No, perché noi lavoriamo molto sui personaggi, li definiamo prima, facciamo delle schede di un paio di pagine, quindi sappiamo come è fatto. Poi se, nel momento in cui io e Giorgio lo “manipoliamo”, ci accorgiamo che non risponde più a quello che avevamo predefinito, ci fermiamo e riflettiamo sul perché del cambiamento. Noi dedichiamo un sacco di tempo a discutere sui personaggi, su quanto si debba dire di loro e su quanto invece vada lasciato all’immaginazione del lettore. Io sono convinta, per esempio, che un personaggio non vada “dato” completamente.
Nella costruzione dei personaggi, divisi grossolanamente in buoni e cattivi, quali sono i più interessanti da creare?
Sai, tutti hanno un lato oscuro, perché tutti hanno alle spalle una storia che non conoscono completamente. Tutta la nostra storia psicanalitica è una storia oscura I cattivi sono divertenti. I buoni non sono mai completamente buoni e i cattivi mai completamente cattivi.
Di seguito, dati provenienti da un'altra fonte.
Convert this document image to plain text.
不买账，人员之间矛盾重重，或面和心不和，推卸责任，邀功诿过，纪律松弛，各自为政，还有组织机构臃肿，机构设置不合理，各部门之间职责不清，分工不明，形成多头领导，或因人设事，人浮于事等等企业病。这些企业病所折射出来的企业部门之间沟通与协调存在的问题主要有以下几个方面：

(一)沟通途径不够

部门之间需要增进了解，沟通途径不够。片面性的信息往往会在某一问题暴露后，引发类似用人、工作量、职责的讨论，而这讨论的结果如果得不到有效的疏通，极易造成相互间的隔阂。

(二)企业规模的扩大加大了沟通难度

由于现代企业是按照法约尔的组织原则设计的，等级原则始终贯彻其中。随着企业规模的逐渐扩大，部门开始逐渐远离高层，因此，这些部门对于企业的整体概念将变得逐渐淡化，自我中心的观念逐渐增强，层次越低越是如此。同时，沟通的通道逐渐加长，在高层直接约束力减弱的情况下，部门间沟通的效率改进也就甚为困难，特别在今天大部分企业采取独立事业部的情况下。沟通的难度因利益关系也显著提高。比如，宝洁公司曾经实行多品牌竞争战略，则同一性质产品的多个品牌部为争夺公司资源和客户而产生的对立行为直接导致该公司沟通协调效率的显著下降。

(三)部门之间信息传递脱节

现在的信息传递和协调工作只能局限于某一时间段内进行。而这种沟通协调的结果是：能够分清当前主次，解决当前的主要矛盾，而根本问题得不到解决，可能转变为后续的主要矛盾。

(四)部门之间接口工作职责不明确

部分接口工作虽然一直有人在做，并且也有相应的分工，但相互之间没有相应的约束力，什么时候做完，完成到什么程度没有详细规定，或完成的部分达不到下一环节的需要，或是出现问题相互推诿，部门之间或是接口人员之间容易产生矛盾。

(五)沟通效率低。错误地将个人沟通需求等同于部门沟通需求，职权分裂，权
Per entrambi è interessante andare a vedere le radici e su questa cosa Giorgio mi prende spesso in giro perché io inserisco mamma, papà, cugini, zii per conoscere e capire bene la storia del personaggio.
Quando penso a un personaggio immagino anche tutta la sua storia, ciò che lo ha fatto diventare quello che è.

Quanto è difficile raccontare una donna degli anni ’60 senza metterle addosso tutta la conoscenza, l’esperienza e la consapevolezza di una donna di oggi?
Guarda, in verità è molto facile: a me e a Giorgio è bastato pensare alle nostre madri.
Alle zie. Alle donne che c’erano in casa quando io ero piccola. Io sentivo, percepivo la loro insoddisfazione. Quello che accomunava le donne di qualsiasi ceto sociale in quegli anni era l’infelicità. Non avevano un ruolo, non avevano nulla. Anche Greta nel libro dice” non può essere tutto qui, c’è qualcosa che non funziona”. E, in quei tempi, qualcosa che non funzionava c’era veramente.

Si può definire il vostro un “Noir di parole, musica e immagini”?
Sì, e aggiungerei anche di odori. Noi ” arrediamo” molto la scena. Ci rendiamo conto che quando scriviamo, noi “vediamo”. E se anche non scriviamo tutto, io personalmente ho bisogno di vedere per esempio la stanza, di sapere se fa caldo o freddo, se piove o se splende il sole, cosa indossano i personaggi e via dicendo. Credo che tutto ciò aiuti a entrare meglio nella storia e a rendere più viva la narrazione. E poi un personaggio deve essere raccontato a 360° per poter trasmettere delle emozioni al lettore. Io, da lettrice, non sopporto i romanzi “avari”, dove mi dicono poco, dove c’è una sola idea che viene tirata come un chewin gum fino alla fine.

Quanto è difficile stare attenti ai reali fatti di cronaca inserendoli in una trama?
Noi mettiamo anche fatti di cronaca, mettiamo le date, facciamo della “faction”. Ogni tanto romanziamo, ma il fatto storico è un bell’argine. Inserire un vero fatto di cronaca sullo sfondo è un arricchimento. La notizia che fa da sfondo a questo romanzo è l’omicidio Kennedy e sapere che mentre succedono quelle cose era il momento dell’omicidio Kennedy, inquadra meglio il periodo storico e l’atmosfera.